Thank you, Mr. President. Seven months ago, the General Assembly adopted the Quadrennial Comprehensive Policy Review resolution on United Nations operational activities for development, expertly facilitated by Switzerland. The United States was very pleased with the outcome of negotiations, a strong, substantive resolution aimed at making the UN development system more efficient, effective, and coherent. We thank all the UN agency representatives and program country officials whose frank and candid sharing of their experiences, and responsiveness to Member State concerns, have made the last few days of discussion so worthwhile and interesting. As agencies move forward with QCPR implementation, my delegation welcomes the chance to offer some views.
First, we’d like to recognize the tremendous efforts made by the entire UN development system to begin implementing the many reforms mandated in the QCPR. We know this is not an easy or simple task, and we applaud your efforts to comply with the directives from Member States. Among several noteworthy steps, we particularly appreciate the progress made by the funds and programs on setting a common cost recovery rate, aligning Strategic Plans with the QCPR cycle, and presenting integrated budgets, and we commend the UN Development Group for establishing new Standard Operating Procedures for Delivering as One countries and creating an Action Plan for QCPR implementation. All these steps assure us that the reforms agreed to by Member States are well underway.

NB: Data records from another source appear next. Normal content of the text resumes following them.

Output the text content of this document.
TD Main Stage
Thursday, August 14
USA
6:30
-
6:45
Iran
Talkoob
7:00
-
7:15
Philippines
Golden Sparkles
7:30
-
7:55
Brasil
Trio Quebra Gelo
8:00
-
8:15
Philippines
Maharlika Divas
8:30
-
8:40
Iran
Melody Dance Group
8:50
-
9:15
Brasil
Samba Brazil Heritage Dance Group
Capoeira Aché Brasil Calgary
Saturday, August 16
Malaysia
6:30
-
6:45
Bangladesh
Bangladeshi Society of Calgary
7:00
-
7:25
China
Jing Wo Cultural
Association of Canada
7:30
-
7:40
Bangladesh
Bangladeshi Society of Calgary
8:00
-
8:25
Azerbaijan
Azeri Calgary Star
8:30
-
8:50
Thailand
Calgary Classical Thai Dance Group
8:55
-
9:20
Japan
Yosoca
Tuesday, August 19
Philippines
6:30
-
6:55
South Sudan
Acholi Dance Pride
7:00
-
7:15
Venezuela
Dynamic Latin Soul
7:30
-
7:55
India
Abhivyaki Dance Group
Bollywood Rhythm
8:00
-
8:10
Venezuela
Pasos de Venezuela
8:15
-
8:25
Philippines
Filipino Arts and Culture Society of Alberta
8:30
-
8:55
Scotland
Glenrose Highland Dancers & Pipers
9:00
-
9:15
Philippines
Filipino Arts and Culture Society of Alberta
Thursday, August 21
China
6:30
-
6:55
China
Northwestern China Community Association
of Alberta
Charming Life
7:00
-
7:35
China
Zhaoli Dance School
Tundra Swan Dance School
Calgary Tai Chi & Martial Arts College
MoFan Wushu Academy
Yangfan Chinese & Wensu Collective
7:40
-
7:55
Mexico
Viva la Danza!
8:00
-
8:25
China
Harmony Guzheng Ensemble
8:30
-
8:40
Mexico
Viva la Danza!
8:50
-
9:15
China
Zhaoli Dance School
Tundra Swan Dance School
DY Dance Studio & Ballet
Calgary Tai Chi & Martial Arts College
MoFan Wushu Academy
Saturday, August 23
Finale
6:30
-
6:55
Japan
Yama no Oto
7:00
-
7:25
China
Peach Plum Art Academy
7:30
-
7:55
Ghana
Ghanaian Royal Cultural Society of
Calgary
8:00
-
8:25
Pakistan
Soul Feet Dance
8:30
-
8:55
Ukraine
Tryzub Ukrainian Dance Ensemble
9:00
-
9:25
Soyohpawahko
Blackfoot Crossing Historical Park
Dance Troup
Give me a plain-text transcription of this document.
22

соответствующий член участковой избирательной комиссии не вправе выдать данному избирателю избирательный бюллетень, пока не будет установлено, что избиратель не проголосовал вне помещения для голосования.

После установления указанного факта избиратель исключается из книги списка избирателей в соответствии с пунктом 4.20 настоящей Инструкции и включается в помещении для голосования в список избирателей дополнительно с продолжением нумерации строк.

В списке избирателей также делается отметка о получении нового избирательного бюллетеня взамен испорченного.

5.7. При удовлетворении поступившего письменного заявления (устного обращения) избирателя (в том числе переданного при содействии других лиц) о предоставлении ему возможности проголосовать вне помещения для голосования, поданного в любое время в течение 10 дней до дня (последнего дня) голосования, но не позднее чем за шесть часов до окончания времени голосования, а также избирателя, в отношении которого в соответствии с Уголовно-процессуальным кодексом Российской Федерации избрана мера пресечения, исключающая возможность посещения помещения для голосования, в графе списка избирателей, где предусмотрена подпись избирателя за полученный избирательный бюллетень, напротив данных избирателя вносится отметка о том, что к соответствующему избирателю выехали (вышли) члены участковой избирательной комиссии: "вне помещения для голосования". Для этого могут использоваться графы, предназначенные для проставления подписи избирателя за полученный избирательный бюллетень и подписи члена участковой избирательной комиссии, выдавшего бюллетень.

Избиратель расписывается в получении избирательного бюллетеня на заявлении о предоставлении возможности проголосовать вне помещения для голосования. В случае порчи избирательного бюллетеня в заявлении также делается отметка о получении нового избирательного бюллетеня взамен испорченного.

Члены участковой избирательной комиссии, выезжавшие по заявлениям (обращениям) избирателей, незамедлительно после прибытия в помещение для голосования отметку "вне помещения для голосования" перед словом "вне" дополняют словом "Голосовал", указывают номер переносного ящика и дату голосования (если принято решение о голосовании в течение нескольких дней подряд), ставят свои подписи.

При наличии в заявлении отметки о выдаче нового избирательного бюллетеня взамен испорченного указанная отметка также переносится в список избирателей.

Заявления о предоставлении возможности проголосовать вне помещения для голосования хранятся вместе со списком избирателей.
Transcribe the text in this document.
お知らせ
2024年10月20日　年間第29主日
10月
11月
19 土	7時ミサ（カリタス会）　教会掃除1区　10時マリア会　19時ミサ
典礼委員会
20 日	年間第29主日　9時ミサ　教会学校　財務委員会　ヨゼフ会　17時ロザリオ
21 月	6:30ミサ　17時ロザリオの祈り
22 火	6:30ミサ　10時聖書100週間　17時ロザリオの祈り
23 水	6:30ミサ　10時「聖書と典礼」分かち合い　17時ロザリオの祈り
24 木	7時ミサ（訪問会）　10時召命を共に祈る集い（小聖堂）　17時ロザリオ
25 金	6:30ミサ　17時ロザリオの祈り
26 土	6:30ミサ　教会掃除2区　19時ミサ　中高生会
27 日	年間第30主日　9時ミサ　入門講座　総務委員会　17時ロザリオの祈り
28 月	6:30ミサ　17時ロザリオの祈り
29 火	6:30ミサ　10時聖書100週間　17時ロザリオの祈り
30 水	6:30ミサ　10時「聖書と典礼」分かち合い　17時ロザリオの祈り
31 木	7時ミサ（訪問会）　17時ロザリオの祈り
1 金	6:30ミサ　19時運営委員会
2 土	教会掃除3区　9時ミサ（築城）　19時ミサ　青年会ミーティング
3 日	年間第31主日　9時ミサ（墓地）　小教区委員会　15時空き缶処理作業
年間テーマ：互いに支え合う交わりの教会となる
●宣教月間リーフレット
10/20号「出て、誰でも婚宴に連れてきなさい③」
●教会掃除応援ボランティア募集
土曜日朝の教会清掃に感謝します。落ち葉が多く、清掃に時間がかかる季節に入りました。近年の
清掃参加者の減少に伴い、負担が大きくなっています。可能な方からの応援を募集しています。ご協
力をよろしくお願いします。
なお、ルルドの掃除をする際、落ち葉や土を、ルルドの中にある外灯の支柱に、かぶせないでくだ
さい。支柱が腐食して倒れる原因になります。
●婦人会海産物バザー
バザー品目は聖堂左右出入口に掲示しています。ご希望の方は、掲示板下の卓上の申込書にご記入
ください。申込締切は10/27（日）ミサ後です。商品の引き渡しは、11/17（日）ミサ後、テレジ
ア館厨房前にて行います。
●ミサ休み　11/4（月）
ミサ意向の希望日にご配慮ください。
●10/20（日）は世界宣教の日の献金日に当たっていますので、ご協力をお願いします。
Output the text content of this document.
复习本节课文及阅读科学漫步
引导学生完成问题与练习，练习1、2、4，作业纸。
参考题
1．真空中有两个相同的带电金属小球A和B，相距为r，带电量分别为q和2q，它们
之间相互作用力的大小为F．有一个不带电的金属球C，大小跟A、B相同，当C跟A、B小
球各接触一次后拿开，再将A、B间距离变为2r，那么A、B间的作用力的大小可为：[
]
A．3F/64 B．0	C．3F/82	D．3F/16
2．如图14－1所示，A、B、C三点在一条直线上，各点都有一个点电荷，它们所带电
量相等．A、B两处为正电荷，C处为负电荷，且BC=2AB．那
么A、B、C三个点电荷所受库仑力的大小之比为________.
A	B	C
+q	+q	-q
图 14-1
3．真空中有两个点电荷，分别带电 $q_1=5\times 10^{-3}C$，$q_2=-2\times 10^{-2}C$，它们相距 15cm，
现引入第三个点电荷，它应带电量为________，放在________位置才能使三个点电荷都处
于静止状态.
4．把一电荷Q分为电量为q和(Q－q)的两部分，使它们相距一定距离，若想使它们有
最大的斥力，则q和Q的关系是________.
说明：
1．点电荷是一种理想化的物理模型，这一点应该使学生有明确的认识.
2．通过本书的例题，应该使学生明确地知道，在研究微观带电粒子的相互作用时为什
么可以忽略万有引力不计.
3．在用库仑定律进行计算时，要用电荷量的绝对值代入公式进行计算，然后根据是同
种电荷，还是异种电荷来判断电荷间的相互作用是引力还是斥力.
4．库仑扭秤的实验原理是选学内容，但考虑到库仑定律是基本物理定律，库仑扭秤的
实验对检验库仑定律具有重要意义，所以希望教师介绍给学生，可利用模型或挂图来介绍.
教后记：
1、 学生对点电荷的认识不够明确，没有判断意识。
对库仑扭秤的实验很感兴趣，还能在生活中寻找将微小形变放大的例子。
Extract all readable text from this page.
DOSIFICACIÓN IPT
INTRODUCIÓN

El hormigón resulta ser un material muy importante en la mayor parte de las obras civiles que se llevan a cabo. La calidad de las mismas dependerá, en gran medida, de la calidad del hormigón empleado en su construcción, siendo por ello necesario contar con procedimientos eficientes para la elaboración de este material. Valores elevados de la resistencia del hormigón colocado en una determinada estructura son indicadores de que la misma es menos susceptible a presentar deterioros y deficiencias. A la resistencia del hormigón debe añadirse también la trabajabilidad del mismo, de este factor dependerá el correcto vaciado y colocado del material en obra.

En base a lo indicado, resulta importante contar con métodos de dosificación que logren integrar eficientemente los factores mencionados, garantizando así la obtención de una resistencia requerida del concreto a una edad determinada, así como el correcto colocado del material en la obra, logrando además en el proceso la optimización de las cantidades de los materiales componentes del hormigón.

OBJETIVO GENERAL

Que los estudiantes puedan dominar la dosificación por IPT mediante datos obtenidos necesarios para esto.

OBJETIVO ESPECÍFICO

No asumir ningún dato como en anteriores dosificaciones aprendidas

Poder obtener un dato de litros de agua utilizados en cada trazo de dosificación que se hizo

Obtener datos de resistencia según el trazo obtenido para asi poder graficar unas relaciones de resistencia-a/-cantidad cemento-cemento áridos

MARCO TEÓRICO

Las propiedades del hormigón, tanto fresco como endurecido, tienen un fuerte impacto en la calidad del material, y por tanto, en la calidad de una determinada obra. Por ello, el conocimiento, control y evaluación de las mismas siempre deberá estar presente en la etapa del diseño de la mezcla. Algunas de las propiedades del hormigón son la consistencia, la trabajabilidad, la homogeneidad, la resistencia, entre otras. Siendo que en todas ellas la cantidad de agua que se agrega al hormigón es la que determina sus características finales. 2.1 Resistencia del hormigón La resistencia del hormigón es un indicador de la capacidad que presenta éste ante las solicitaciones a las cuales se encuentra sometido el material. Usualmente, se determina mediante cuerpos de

Mr. President, we agree that evaluation and the use of evidence-based programming are the core of results-based management. We read with interest the Secretary General’s note and draft paper on independent system-wide evaluation provided to delegations Wednesday morning. A well-managed, system-wide evaluation capacity could provide a significant boost in helping agencies to deliver results, and also complement the important work already being done by individual agencies. We have questions about how it all fits together that need to be addressed so that the system-wide evaluation mechanism meets our collective needs, does not duplicate the activities of other evaluation bodies, and promotes the efficient and effective use of resources.
We would like to recognize those agencies, including UNDP and UNICEF, that have established strong evaluation offices, and encourage them to continue applying the lessons learned from evaluations to improve their performance. Other agencies are in the process of reforming their evaluation functions. We and other Member States will be paying close attention to implementation, including of UNFPA’s new Evaluation Policy agreed to at the recent Board meeting, to ensure independent and credible evaluation offices across the board.
Second, we want to underscore the importance of the efficient and effective use of resources. Value for money is critical to donor and recipient countries, and we note the efforts by all agencies to rein in costs, particularly in administrative and support areas, to preserve program funding levels. Some organizations have achieved significant savings in areas such as travel. The transparency of such expenditures is important for both Member States and agencies to track progress and ensure accountability.
When discussing funding of UN operational activities for development, we recognize that both core and non-core funding are important to the financial stability of agencies, as well as their ability to deliver results on the ground. We welcome the increase in program country self-financed projects, which demonstrate strong national ownership and leadership. These programs, worth as much as $1 billion annually for some organizations, constitute a growing percentage of agencies’ non-core funding and reflect a widening of the donor pool in the context of the changing development landscape. Our bottom line in funding UN operational activities is simple: agencies must consistently demonstrate that they are using public resources in the most efficient and effective manner possible.
Third, we share the view of many countries that strengthening the role of the Resident Coordinator is a crucial part of efforts to implement QCPR guidance. A robust RC system can lead to greater effectiveness and better integration in the field. We appreciate the continuing efforts by many agencies to nominate strong leaders from within their ranks to the RC system. We also encourage agencies to consider candidates from outside the UN system who may have relevant experience in areas like crisis management or humanitarian response. It is also important for agencies to ensure that the RC and the RC Office serve the interests and mandates of the entire UN system, in order to help the different elements of the UN operate in a coherent manner at the country level.
Mr. President, my delegation believes the QCPR was the strongest and most substantive resolution to address the UN development system in many years. We look forward to continuing our close and productive relationship with all the bodies affected by the QCPR as they work to implement its important reforms. Our goal is one I know we all share: to make the UN development system work better for the people who need it most. Thank you.